Celulares e eletrônicos vão ficar mais caros com alta em imposto no Brasil?
Aumento na tributação de mais de mil itens importados agrada a indústria, mas divide especialistas, que veem impactos no mercado
Mais de mil produtos vindos do exterior sofreram aumento no Imposto de Importação pelo governo federal. Entre os itens afetados pela medida do Ministério da Fazenda — e apoiada pela indústria, como forma de proteção à produção nacional —, estão os telefones celulares.
O ministro Fernando Haddad negou veementemente que os preços irão subir: “Mais de 90% desses produtos são fabricados no Brasil. Ou seja, seguem a lei brasileira, nada a ver com a medida”.
Há especialistas, no entanto, que dizem o contrário e veem possibilidade de os preços de produtos como eletrônicos e smartphones serem, sim, afetados.
Advogado tributarista e empresarial, Marco Túlio Ribeiro Fialho disse que os celulares montados no Brasil não sofrem incidência direta do imposto sobre o produto final, mas podem ser impactados indiretamente pelo aumento do custo dos componentes importados utilizados na fabricação.

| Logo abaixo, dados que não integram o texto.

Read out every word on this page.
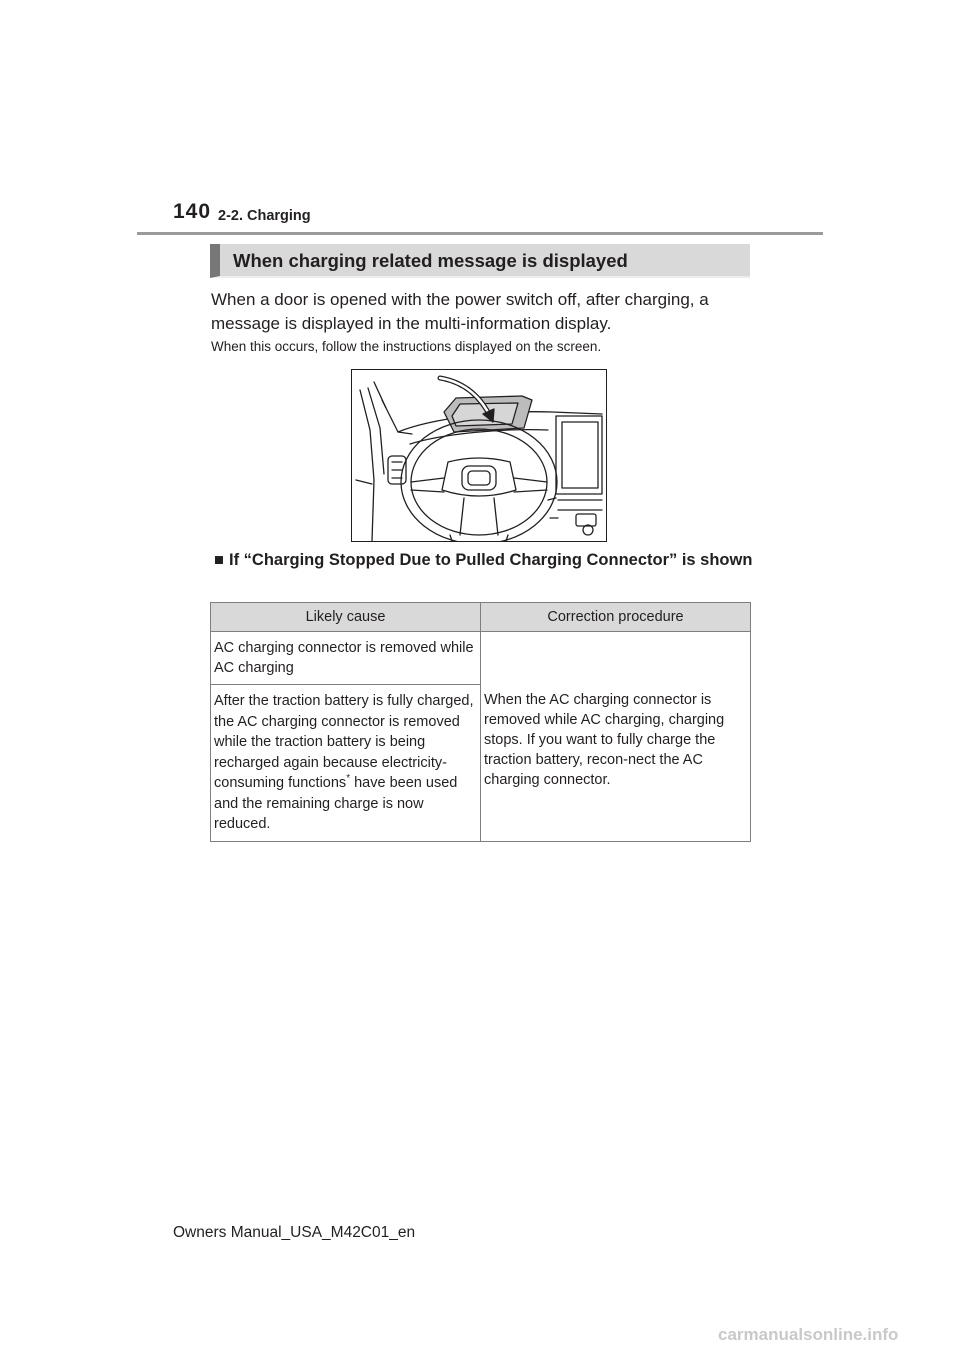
140 2-2. Charging
When charging related message is displayed
When a door is opened with the power switch off, after charging, a message is displayed in the multi-information display.
When this occurs, follow the instructions displayed on the screen.
■ If “Charging Stopped Due to Pulled Charging Connector” is shown
Likely cause	Correction procedure
AC charging connector is removed while AC charging	When the AC charging connector is removed while AC charging, charging stops. If you want to fully charge the traction battery, recon-nect the AC charging connector.
After the traction battery is fully charged, the AC charging connector is removed while the traction battery is being recharged again because electricity-consuming functions* have been used and the remaining charge is now reduced.	
Owners Manual_USA_M42C01_en
carmanualsonline.info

Já Marcelo Loyola Fraga, economista e diretor-geral da Faculdade Capixaba de Negócios, avalia que o aumento no preço dos componentes importados deve ser repassado gradualmente aos consumidores, “especialmente em modelos premium ou em lançamentos futuros”. Ele, porém, vê o risco reduzido de alta abrupta para o consumidor final, considerando a porcentagem de celulares feitos no País.
Fraga complementa que o efeito do imposto pode aumentar o preço de televisores, manutenção de máquinas médicas, valor de exames e grandes obras. “Setores intensivos em tecnologia importada, como eletroeletrônicos, equipamentos hospitalares e infraestrutura, podem sentir pressão de custos. O repasse, contudo, dependerá da concorrência, do câmbio e da capacidade de as empresas absorverem custo sem perder mercado”.
O economista Ricardo Paixão avalia que a medida do governo pode trazer efeitos negativos, como menor variedade de marcas e modelos e possível perda de acesso a tecnologias mais avançadas. Mas, em médio prazo, diz, há efeitos positivos, como a criação de emprego na indústria e fortalecimento das cadeias produtivas internas.
A Federação das Indústrias do Estado (Findes) saiu em apoio à medida. Segundo o presidente Paulo Baraona, a Findes defende a adoção de medidas que visem à proteção da indústria brasileira e ao aumento da competitividade do produtos nacionais no mercado interno.
Saiba mais
A medida
Foi publicada em 4 de fevereiro de 2026, no Diário Oficial da União, pelo Comitê Executivo de Gestão da Câmara de Comércio Exterior.
A Resolução GECEX 85233, oficializa o realinhamento das alíquotas de importação de Bens de Capital e de Informática e Telecomunicações.
As novas alíquotas passaram a se concentrar principalmente nas faixas de 7,2%, 12,6% e 20%.
Itens afetados
São mais de mil e duzentos produtos que tiveram suas tarifas aumentadas, incluindo máquinas, componentes eletrônicos, computadores, celulares, roteadores, servidores, equipamentos médicos, equipamentos agrícolas e de construção, entre outros.
Além de produtos de tecnologia e informática, como placa-mãe de computador, câmeras digitais, placas de vídeo (GPU), processadores (CPU), memórias, impressoras, periféricos e cartuchos de tinta ou toner.
Zerar
Segundo o ministro Fernando Haddad, se o produto é produzido fora do País e não tem similar nacional, o Ministério do Desenvolvimento, Indústria, Comércio e Serviços (MDIC) está autorizado a zerar o imposto de importação imediatamente.
Celular
No mercado brasileiro, cerca de 95% dos celulares são produzidos ou montados no País, enquanto aproximadamente 5% são importados oficialmente.
O aumento da alíquota para 20% incide diretamente sobre os aparelhos importados como produto acabado, o que tende a elevar seus preços.
Mas muitos dos insumos tiveram o preço elevado.
Impacto
Entre as principais marcas de Smartphone, Xiaomi pode ser impactada por não fabricar no País.
Já Apple, Samsung, Motorola, Jovi, Realme e Oppo não seriam afetadas, segundo o governo.